FCC Condition Sample Clauses

The FCC Condition clause establishes that the completion of a transaction is contingent upon receiving approval or clearance from the Federal Communications Commission (FCC). In practice, this means that parties cannot finalize the deal until all necessary FCC consents, licenses, or regulatory approvals have been obtained, which is particularly relevant in transactions involving telecommunications assets or services. The core function of this clause is to ensure legal compliance and prevent the transaction from proceeding if regulatory requirements are not met, thereby protecting both parties from potential legal or operational risks.
FCC Condition. 4.1.1 The Parties shall use all commercially reasonable endeavours to satisfy the FCC Condition promptly following the date of this Agreement as follows: (i) as soon as reasonably practicable and, in any event, within five (5) Business Days of the date of this Agreement, the Subscriber shall prepare and submit to the Company a draft form completed by the Subscriber in respect of the FCC ▇▇▇▇▇▇ ▇▇▇▇▇▇; (ii) the Company shall provide its reasonable comments on the draft form as soon as reasonably practicable (and, in any event, within five (5) Business Days of receipt of the same); and (iii) as soon as reasonably practicable and, in any event, within ten (10) Business Days of receipt of the Company’s reasonable comments, the Subscriber shall finalise and submit the FCC Merger Filing. 4.1.2 In respect of the FCC Merger Filing to be made pursuant to Clause 4.1.1, each Party shall: (i) deliver as soon as reasonably practicable to the other Party copies of all material correspondence with the FCC; (ii) discuss with the other Party any clarifications and/or subsequent submissions requested by the FCC and give the other Party reasonable opportunity to comment on such clarifications and/or subsequent submissions; and (iii) deliver as soon as reasonably practicable to the other Party a copy of any certificate, notice or similar document provided by the FCC in relation to the FCC Merger Filing.

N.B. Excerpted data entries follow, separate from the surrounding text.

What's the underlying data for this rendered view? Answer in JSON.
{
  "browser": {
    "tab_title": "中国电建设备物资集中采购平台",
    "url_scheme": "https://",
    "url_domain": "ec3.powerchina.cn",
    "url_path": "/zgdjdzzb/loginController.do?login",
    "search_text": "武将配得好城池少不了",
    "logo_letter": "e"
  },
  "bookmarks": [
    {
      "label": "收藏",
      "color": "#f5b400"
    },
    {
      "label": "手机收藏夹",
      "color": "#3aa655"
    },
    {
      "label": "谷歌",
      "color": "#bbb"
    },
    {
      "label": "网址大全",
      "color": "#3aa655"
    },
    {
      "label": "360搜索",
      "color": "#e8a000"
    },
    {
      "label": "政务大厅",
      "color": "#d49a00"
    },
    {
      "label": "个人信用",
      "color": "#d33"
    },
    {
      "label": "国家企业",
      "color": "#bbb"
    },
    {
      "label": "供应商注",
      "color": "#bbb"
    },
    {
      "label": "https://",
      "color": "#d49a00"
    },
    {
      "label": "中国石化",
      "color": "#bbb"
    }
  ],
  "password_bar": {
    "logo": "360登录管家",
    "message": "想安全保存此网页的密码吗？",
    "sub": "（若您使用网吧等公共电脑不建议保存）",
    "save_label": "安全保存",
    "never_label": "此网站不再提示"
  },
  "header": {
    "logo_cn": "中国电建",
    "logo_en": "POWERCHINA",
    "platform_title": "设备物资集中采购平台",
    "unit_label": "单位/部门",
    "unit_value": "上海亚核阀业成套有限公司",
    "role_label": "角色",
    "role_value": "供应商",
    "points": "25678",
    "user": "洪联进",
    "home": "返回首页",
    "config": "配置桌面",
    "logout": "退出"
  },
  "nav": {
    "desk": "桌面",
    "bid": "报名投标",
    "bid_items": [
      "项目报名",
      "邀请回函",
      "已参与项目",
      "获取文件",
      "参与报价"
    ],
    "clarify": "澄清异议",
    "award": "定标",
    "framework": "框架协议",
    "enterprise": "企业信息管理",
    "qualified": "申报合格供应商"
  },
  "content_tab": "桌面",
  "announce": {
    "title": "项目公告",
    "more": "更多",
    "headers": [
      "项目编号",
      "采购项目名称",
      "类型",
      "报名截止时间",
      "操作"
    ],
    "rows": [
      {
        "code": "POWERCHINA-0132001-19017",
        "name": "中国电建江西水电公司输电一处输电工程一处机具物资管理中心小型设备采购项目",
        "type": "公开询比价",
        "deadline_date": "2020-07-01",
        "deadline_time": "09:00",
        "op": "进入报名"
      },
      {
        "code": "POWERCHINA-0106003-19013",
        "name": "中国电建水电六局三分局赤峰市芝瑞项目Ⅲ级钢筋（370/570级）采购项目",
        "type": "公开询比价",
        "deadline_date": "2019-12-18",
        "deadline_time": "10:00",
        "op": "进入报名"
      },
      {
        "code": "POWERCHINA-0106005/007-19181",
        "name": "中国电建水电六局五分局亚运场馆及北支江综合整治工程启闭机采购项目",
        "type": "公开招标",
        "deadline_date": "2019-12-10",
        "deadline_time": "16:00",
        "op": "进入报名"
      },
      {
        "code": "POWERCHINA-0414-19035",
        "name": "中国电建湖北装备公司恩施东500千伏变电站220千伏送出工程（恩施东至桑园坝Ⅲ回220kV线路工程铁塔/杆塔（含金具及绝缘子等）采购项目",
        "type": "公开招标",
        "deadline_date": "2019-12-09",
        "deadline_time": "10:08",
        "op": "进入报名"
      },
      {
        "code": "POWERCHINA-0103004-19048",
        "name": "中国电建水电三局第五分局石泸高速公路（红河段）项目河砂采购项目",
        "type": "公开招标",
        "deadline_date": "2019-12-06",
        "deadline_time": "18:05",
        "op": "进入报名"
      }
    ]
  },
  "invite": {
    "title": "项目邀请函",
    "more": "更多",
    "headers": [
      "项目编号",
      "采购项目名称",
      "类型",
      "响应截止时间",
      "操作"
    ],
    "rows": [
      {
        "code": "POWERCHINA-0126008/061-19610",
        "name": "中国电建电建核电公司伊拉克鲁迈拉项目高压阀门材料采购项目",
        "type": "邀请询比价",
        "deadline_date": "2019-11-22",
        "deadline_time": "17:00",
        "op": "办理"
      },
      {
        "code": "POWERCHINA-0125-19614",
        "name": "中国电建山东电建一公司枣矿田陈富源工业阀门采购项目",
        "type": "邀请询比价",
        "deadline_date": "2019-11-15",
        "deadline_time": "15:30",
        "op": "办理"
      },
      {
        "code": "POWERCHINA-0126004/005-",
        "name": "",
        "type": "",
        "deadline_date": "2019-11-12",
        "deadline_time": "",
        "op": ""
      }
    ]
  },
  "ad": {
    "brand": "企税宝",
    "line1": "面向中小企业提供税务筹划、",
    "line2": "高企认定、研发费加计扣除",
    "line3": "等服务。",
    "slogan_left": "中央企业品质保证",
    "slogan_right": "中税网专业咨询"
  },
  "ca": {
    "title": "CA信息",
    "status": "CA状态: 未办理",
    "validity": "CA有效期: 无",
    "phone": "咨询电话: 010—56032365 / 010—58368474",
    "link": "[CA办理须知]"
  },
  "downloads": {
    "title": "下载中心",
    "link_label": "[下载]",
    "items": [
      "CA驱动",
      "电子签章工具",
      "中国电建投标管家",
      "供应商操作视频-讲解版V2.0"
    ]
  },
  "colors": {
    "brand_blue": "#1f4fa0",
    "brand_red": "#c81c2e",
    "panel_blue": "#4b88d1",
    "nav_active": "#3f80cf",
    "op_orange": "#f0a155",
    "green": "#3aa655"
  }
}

FCC Condition. 5.2.1 The Company and the Optionholder shall use all commercially reasonable endeavours to satisfy the FCC Condition promptly following the date of this Agreement as follows: (i) as soon as reasonably practicable and, in any event, within seven (7) Business Days of the date of this Agreement, the Optionholder shall prepare and submit to the Company a draft form completed by the Optionholder in respect of the FCC Merger Filing; (ii) the Company shall provide its reasonable comments on the draft form as soon as reasonably practicable (and, in any event, within seven (7) Business Days of receipt of the same); and (iii) as soon as reasonably practicable and, in any event, within seven (7) Business Days of receipt of the Company’s reasonable comments, the Optionholder shall finalise and submit the FCC Merger Filing, and, provided further that if, following delivery of an Option Exercise Notice, FCC Approval has not previously been obtained or does not remain in full force and effect at all times prior to Closing, then the Company and the Optionholder shall re-comply with the provisions of this Clause 5.2.1 mutatis mutandis as if references to the date of this Agreement were references to the date of delivery of an Option Exercise Notice. 5.2.2 In respect of any FCC Merger Filing, each party shall: (i) deliver as soon as reasonably practicable to the other parties copies of all material correspondence with the FCC; (ii) discuss with the other parties any clarifications and/or subsequent submissions requested by the FCC and give the other parties reasonable opportunity to comment on such clarifications and/or subsequent submissions; and (iii) deliver as soon as reasonably practicable to the other parties a copy of any certificate, notice or similar document provided by the FCC in relation to the FCC Merger Filing.